Secretary of State
SECRETARY KERRY: Good morning, everybody.
QUESTION: It’s a late morning.
SECRETARY KERRY: Good afternoon. (Laughter.)
I’m happy to spend just a few minutes with you today and I apologize that I have to run over to the White House quickly after this, but I wanted to be able to focus personally on an important addition to our team here at the State Department; an individual who is going to provide, I believe, a very important focus on a long-troubled region.
As everybody here knows, the suffering in the Great Lakes region of Africa and the ongoing crisis in the eastern part of the Democratic Republic of the Congo continues to trouble all of us greatly. We are convinced that we have to help the parties find a path to a lasting peace, to a permanent cessation of hostilities, and to the disarmament and demobilization of M23, accountability for human rights abuses, and finally, a breaking down of the barriers that are standing between humanitarian aid and the civilians who need it.
For the President and for me, this is a high-level priority and it needs to be met with high-level leadership. And that’s why today, I’m pleased to announce the appointment of my former colleague in the United States Senate, Russ Feingold, as the new United States Special Representative for the African Great Lakes region and the Democratic Republic of the Congo.
Russ and I served together in the Senate for some 18 years. I have a lot of respect for a lot of qualities of Russ – his intellect, his courage, his passion – but with respect to this mission, chief among those qualities that are important right now is his expertise on Africa. In the Senate, when Russ Feingold addressed the issues of Africa, the Senate listened. He chaired the Africa subcommittee when I was chairman of the Foreign Relations Committee, and I think my predecessor as chairman, the Vice President Joe Biden, would agree with me that Russ Feingold was the Senate’s leading advocate and expert on Africa.
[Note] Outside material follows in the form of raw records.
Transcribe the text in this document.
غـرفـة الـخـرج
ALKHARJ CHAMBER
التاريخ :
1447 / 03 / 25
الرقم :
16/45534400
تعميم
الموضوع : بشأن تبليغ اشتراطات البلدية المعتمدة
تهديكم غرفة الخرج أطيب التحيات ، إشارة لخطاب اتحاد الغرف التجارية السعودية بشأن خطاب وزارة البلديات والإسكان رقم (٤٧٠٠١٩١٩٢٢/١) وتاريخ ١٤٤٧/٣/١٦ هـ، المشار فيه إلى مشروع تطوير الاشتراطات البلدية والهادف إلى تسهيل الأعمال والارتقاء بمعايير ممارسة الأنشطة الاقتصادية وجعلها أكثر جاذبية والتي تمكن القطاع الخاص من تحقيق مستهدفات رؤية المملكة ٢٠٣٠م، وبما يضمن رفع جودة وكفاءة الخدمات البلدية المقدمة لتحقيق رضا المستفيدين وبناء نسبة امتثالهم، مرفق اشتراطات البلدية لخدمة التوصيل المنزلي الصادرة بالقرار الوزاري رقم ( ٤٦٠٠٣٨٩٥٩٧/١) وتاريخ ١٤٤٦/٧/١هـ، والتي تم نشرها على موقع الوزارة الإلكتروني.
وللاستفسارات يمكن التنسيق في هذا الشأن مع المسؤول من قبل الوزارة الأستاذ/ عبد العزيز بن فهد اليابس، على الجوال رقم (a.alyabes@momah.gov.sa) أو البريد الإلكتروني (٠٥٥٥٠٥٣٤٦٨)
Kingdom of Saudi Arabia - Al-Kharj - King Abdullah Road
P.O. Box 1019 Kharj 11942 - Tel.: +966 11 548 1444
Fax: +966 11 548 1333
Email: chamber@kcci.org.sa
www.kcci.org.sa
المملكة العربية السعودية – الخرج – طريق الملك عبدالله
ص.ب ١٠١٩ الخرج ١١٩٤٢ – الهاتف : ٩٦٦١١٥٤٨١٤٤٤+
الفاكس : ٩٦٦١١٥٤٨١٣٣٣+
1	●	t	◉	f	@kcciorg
I’m very grateful that he has agreed to come back to government and to apply the expertise that he gained those years for the Obama Administration and for the State Department.
Russ will be coordinating with me and with the Bureau of African Affairs to shape our strategy on the many challenges in the region – cross-border security; political, economic, and social assistance issues; and many other issues. I mentioned some of them earlier – M23, the violence, the need to build confidence and capacity in the region. He will also work very closely with the United Nations Special Envoy to the Great Lakes region, Mary Robinson, and he will work specifically to ensure the prompt and full implementation of the UN’s Peace, Security, and Cooperation Framework.
I want to take this opportunity to thank Ambassador Barrie Walkley for all that he has done, working hard to further peace and security in the Great Lakes and the D.R.C. He has served with great distinction as the Special Advisor on the Great Lakes and the D.R.C. since December of 2011.
I want to emphasize that the stakes in this part of the world – and this was brought home to me in many of my conversations when I was in Addis Ababa for the 50th anniversary of the African Union – the stakes are very significant, and it is absolutely vital that we do everything possible in order to move things in the right direction and make the right choices. I am committed, as the President is committed and as is Russ Feingold, to focusing intensely on this challenge. And I can’t think of anybody better than Russ Feingold to take on the challenge. I’m happy to once again call him my colleague in government service.
So with that, I’ll turn the podium over to Jen Psaki for her briefing, and I can’t unfortunately take any questions now.
QUESTION: Not on the Taliban?
SECRETARY KERRY: But a bunch of you will have a chance to have at me in a few days on that. It’s good news. We’re very pleased with what has taken place. Thanks.